Co ciekawe, Legia strzelała w tym sezonie gole w taki oto sposób:

1. gol z Cracovią – po stałym fragmencie gry
2. gol z Cracovią – po stałym fragmencie gry
gol ze Śląskiem – z gry
gol z Zagłębiem – po stałym fragmencie gry
1. gol z Lechem – z gry
2. gol z Lechem – po stałym fragmencie gry
gol z Widzewem – po stałym fragmencie gry
1. gol z Koroną – po stałym fragmencie gry
2. gol z Koroną – po stałym fragmencie gry
3. gol z Koroną – z gry
4. gol z Koroną – z gry
1. gol z Górnikiem – po stałym fragmencie gry
2. gol z Górnikiem – po stałym fragmencie gry

Z trzynastu goli, aż dziewięć Legia zdobyła ze stałych fragmentów gry (rzuty rożne, rzuty wolne, rzuty karne). To aż 69 procent! Niebywałe. W tym momencie trzeba zauważyć, jak wielką rolę zacząć odgrywać Tomasz Kiełbowicz.

Natomiast jak chwalimy, to też zganimy.

Ariel Borysiuk – też chłopak w każdym meczu oddaje trzy, cztery, czasem pięć strzałów z dystansu. Wali non-stop. Wali i nie może wcelować w bramkę. Chłopak w życiu strzelił jednego gola i wcale nie był to gol po uderzeniu z 35 metrów. Może więc ktoś powinien mu powiedzieć: “Ariel, gdybyś miał być nowym Leszkiem Piszem, to już byś był. Każdy twój strzał to strata piłki”. Oczywiście – w końcu mu coś wpadnie, bo musi, ale biorąc pod uwagę liczbę prób… Po prostu, Arielku, z dystansu wal na Playstation, a w rzeczywistości podawaj piłkę tym, którzy mają lepszego cela.

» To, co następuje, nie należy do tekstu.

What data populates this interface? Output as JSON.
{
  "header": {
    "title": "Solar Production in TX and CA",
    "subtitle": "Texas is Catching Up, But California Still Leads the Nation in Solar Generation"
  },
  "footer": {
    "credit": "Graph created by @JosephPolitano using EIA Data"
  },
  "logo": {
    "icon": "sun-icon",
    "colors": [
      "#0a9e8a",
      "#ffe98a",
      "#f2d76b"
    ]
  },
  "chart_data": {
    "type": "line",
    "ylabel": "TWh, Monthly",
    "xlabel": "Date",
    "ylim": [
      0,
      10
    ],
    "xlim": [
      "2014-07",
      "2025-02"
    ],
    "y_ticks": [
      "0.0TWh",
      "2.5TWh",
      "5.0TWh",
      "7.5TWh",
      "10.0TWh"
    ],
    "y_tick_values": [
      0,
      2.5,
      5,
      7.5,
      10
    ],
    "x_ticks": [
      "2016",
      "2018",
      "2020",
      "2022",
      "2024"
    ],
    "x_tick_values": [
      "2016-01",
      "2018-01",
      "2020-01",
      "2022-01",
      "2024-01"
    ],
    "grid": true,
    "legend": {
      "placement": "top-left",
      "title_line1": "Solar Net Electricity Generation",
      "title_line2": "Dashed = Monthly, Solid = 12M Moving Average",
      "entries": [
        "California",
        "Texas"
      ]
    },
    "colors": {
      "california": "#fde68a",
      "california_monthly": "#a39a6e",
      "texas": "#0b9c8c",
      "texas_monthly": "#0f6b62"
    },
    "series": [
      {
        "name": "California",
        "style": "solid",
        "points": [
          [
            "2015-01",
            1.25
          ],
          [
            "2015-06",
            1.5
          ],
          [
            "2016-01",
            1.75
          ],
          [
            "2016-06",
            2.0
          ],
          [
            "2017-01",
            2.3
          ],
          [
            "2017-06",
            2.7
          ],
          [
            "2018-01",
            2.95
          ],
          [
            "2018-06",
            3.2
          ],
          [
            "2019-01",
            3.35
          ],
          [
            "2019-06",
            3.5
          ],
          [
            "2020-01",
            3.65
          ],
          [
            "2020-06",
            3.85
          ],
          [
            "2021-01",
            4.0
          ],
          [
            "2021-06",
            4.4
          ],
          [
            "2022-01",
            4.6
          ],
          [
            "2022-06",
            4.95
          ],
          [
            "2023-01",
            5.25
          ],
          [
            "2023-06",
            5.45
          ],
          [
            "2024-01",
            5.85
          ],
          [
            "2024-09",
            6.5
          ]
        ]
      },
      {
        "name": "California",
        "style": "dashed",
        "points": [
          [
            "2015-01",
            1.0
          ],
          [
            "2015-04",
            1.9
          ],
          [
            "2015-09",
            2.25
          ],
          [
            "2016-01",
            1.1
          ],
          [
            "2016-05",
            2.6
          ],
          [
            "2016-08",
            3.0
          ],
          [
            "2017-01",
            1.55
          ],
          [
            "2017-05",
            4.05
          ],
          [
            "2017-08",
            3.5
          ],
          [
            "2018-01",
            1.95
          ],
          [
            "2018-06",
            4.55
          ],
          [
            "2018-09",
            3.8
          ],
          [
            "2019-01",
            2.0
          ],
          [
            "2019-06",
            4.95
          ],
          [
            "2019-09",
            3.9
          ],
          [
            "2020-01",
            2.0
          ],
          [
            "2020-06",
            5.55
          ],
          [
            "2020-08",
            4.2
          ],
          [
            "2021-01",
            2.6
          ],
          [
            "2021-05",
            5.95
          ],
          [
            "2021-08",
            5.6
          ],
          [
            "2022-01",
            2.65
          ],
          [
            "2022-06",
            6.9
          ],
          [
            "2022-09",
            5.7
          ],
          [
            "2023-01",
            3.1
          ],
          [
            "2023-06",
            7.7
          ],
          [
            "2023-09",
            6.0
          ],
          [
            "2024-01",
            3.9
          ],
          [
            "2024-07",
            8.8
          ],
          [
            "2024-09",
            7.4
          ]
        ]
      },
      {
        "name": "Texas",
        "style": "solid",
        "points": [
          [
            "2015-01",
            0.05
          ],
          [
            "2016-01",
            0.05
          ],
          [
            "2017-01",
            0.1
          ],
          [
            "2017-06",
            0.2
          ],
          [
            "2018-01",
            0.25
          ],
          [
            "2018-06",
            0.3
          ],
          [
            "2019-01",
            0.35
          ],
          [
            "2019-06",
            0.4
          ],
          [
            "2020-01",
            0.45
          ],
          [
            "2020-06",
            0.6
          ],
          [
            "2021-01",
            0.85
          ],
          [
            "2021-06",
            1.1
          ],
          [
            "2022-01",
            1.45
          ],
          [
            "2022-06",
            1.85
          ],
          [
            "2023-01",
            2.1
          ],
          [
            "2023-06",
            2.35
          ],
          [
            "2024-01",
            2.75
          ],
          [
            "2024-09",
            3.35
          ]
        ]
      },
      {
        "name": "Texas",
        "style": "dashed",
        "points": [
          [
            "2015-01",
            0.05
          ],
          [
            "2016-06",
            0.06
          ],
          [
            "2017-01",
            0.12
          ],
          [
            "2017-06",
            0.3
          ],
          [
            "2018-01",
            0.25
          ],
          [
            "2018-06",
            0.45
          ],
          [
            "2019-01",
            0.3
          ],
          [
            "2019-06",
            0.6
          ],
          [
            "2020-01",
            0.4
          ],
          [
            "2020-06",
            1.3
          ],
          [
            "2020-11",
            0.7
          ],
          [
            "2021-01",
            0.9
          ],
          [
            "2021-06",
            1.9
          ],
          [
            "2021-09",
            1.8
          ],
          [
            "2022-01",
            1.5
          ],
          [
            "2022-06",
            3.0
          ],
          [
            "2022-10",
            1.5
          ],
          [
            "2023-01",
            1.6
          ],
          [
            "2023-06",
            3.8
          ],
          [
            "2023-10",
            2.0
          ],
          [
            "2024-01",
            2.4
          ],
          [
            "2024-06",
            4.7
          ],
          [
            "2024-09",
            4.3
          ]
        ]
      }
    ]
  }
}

Teraz czekają nas dwie niezwykle ważne kolejki. Legia zagra z Jagiellonią Białystok u siebie oraz z Wisłą Kraków na wyjeździe. Z kolej Jagiellonia – oczywiście – zagra z Legią na wyjeździe oraz z Koroną Kielce na wyjeździe. Po tych dwóch seriach spotkań będziemy chyba mądrzejsi, jak ten sezon może się potoczyć.

Reklama

Najnowsze

Komentarze

0 komentarzy

Loading...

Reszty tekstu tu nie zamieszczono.